Run both against the brute-force oracle:

def brute_no_adj(N):
    def ok(x):
        s = str(x)
        return all(s[i] != s[i+1] for i in range(len(s)-1))
    return sum(1 for x in range(N+1) if ok(x))

# brute_no_adj(100) = 91  (only 11, 22, ..., 99 are rejected: 9 numbers; 101 numbers in [0,100] minus... )
# the buggy DP returns far less; the correct DP returns 91.

The lesson, made concrete: for any predicate whose per-digit rule looks at previous real digits (adjacency, monotonicity) or counts/sets of real digits (digit-frequency, masks), the started flag is not optional — it is the only thing that prevents padding zeros from being mistaken for the number's actual digits. The digit-sum predicate is the lone common exception, because adding a padding zero changes nothing.

Debugging checklist when a Digit DP is wrong¶

When your count disagrees with the oracle, check in this order — these are ranked by how often they are the culprit:

Are tight states being cached? Add the if not tight guard around both the read and the write. (Over-counts.)
Is nextTight exactly tight && dig == limit? A common typo is dig == 9 or dropping the && tight. (Corrupts the bound.)
Is started handled? If the predicate looks at previous real digits, padding zeros must not participate. (Under- or over-counts depending on the rule.)
Is the range f(R) − f(L−1), not f(R) − f(L)? And is f(−1) = 0? (Off-by-one at the endpoint.)
Is L − 1 computed correctly on the string? Borrow across trailing zeros, strip leading zeros. (Wrong lower bound.)
Is the memo cleared/rebuilt between the two f calls? (Stale counts.)

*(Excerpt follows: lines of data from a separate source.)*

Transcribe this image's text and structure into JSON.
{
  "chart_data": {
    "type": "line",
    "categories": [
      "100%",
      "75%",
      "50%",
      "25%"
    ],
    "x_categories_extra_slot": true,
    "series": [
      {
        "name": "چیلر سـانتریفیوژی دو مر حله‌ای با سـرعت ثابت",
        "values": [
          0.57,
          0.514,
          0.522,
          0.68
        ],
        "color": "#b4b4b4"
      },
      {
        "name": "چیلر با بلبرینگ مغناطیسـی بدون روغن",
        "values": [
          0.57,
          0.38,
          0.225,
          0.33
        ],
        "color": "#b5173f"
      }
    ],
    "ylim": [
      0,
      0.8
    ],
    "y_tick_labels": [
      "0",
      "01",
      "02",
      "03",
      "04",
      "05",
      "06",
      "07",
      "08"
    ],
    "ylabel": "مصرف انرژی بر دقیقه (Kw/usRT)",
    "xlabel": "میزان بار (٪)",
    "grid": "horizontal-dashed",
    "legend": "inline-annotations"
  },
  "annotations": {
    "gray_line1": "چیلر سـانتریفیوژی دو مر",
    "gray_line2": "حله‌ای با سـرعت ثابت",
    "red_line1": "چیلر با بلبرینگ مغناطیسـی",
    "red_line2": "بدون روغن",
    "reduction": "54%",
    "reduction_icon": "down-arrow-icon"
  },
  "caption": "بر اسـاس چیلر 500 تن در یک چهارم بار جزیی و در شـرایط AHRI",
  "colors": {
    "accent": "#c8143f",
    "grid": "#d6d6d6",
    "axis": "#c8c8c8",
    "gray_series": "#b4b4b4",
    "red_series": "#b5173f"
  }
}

Fix the smallest failing N first — the bug is almost always visible at N ≤ 30.

Visual Animation¶

See animation.html for an interactive view.

The middle-level animation highlights: - The bound N's digits with the tight branch (capped at N[pos]) drawn distinctly from the free branch. - The accumulator (digit sum) and the started flag updating as each digit is chosen. - How counts from the leaves bubble up and how free subtrees reuse memoized results.

Summary¶

Middle-level Digit DP is about getting the edges right and the family general. The leading-zero (started) flag is mandatory for any constraint where padding zeros could masquerade as real digits — adjacency, monotonicity, digit-frequency, masks — and optional only for the digit sum. Ranges decompose as f(R) − f(L−1), and because L and R can be 100-digit strings, the only big-number arithmetic you need is a careful string decrement. The accumulator is just "whatever finite state the predicate needs": a remainder mod K for divisibility (rem' = (rem·base + dig) mod K), a bitmask for digit-set constraints, the last digit for adjacency/monotonicity, or a running count when you sum a quantity over the range. And the tight states stay out of the cache — they are unique per position, so caching them gains nothing and, if keyed carelessly, silently corrupts the free-state counts. Master the four-field skeleton with these accumulators and the whole digit-constraint counting family collapses into one well-tested function.